Becalmed: Michael Gove found himself defending plans for a Royal Yacht during education questions

Becalmed: Michael Gove found himself defending plans for a Royal Yacht during education questions

Education Questions and the House was becalmed. MPs were meant to be discussing primary school numbers for the next decade. Suddenly, bizarrely, they had a ding-dong about the royal yacht (or lack of one, to be more precise).

Michael Gove, Education Secretary, has not previously struck me as a sea dog. He has always looked the sort of Herbert who would feel queasy at the first sign of a swell when crossing the Mersey. You would not choose to stand downwind of M. Gove on deck after one of those breakfasts on the Sealink to Calais.

Anyway, primary schools. Alec Shelbrooke (Con, Elmet & Rothwell) had raised them. Earnest discussion briefly ensued. The next moment, without warning, it was broadsides and flashes of cutlass as the two frontbenches clashed about a replacement for Her Majesty’s Yacht Britannia.

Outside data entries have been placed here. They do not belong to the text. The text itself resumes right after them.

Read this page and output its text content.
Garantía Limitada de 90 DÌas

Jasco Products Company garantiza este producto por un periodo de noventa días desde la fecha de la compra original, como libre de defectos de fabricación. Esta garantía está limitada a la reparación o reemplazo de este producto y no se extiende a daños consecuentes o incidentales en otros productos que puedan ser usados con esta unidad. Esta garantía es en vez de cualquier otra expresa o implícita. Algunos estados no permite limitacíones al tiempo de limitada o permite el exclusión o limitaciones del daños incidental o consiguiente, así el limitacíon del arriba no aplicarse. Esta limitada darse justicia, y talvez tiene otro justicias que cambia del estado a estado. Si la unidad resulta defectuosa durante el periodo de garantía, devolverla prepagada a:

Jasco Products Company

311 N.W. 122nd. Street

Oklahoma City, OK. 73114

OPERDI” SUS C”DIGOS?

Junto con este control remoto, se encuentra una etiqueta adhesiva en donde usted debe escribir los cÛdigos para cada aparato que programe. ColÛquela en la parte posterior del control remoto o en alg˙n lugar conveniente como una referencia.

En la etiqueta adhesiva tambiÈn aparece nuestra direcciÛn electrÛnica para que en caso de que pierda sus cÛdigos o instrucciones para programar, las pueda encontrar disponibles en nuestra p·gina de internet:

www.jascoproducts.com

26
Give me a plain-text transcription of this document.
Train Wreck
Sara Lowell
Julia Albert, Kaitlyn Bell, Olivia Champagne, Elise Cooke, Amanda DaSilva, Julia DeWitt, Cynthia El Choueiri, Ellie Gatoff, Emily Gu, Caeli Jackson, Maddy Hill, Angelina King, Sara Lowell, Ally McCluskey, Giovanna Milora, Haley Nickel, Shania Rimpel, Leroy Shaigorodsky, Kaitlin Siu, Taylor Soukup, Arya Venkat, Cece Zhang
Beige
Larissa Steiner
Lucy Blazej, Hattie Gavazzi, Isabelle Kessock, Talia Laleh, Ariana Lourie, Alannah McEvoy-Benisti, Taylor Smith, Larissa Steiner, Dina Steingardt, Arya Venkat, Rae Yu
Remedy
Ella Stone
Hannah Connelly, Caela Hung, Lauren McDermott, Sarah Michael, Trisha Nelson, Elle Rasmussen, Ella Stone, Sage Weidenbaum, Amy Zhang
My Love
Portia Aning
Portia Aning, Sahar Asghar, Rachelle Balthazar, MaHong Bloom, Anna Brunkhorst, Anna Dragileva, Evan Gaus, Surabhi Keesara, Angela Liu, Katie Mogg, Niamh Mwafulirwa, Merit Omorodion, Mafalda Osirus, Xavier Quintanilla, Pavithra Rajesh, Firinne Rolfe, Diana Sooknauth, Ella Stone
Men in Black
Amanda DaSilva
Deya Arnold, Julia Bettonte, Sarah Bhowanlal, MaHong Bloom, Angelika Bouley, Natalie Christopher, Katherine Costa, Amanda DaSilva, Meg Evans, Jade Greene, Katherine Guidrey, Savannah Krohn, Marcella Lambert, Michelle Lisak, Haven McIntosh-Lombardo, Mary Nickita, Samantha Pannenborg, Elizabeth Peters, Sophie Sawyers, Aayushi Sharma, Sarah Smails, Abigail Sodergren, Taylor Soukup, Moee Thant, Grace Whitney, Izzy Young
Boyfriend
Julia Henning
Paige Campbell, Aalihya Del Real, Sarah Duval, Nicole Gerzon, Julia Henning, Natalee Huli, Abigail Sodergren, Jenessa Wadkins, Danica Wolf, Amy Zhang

Shadow Secretary of Education Stephen Twigg rose to the poop deck and asked Mr Gove how many primary school places he could buy with the sums he proposed to splurge on a new royal yacht.

It should be explained that it had come to light in yesterday’s newspapers that Mr Gove is pressing  10 Downing Street to support plans for the commissioning of a new royal yacht. The Blair Government got rid of the last such yacht and made the Queen cry.

Many of us think it would be a capital idea for the Queen’s tears to be blotted, this Jubilee year, with the news of a replacement yacht.

Up on the bridge of public life, Mr Midshipman Gove has taken a squint through the telescope and has espied political opportunities ahoy. ‘Full sail ahead, Cap’n!’ he has cried to  Commodore Cameron.

What has a new yacht got to do with the Department of Education? Er, not much. Mr Gove yesterday attempted some unconvincing stuff about how a royal yacht could provide learning experiences for apprentices, etc. Likely tale! What is going on here is something more political and possibly more connected to wider ambitions.

We are invited to imagine this bookish Gove, this splay-footed, twirly-worded, hand-flapping son of Aberdeen as a salty habitue of the ocean wave. He may in the past have come across as a genial Gladys. No more! Now we are presented with a champion of the briny, a veritable Captain Haddock. Or Birdseye, given the recent spherification of his tum-tum.
Is ‘spherification’ a word? If not, it should be.

Labour MPs were dubious about the idea of a new yacht. Tom Blenkinsop (Lab, Middlesbrough South & East Cleveland), who does his best to be glum, complained about reductions in public spending on the youngsters of his constituency. He asked, in a tone as sour as cider apples: ‘Are they less of a spending priority than a  royal yacht?’

Now we had Mr Twigg steaming over the horizon. Hello sailor? Not a bit of it. Mr Twigg sent out hostile signals to nautical proselytiser Gove. He indicated that primary schools would be a more deserving recipient of public money than any royal yacht.

Mr Gove was having none of this. He told Mr Twigg that he should ‘navigate out of rocky waters’ and noted that he (Gove) was against the use of any public loot being spent on a yacht. He simply wanted to record his support for the project, should it be paid for privately.

A new royal yacht could create ‘opportunities for disadvantaged youth to take part in exciting new adventures!’ he cried. He hoped that the Labour benches would desist from their complaints. ‘Let’s have less rumbling from the ratings who want to mutiny below the deck!’ One’s mind filled with images of bilge pumps.

All this was the highlight of Labour’s day. The Opposition benches were lamentably empty and its MPs looked depressed, having been robbed, by Ed Miliband and Ed Balls, of the chance to complain credibly about the Government’s cuts. We may be hearing a good deal more about the royal yacht in future days.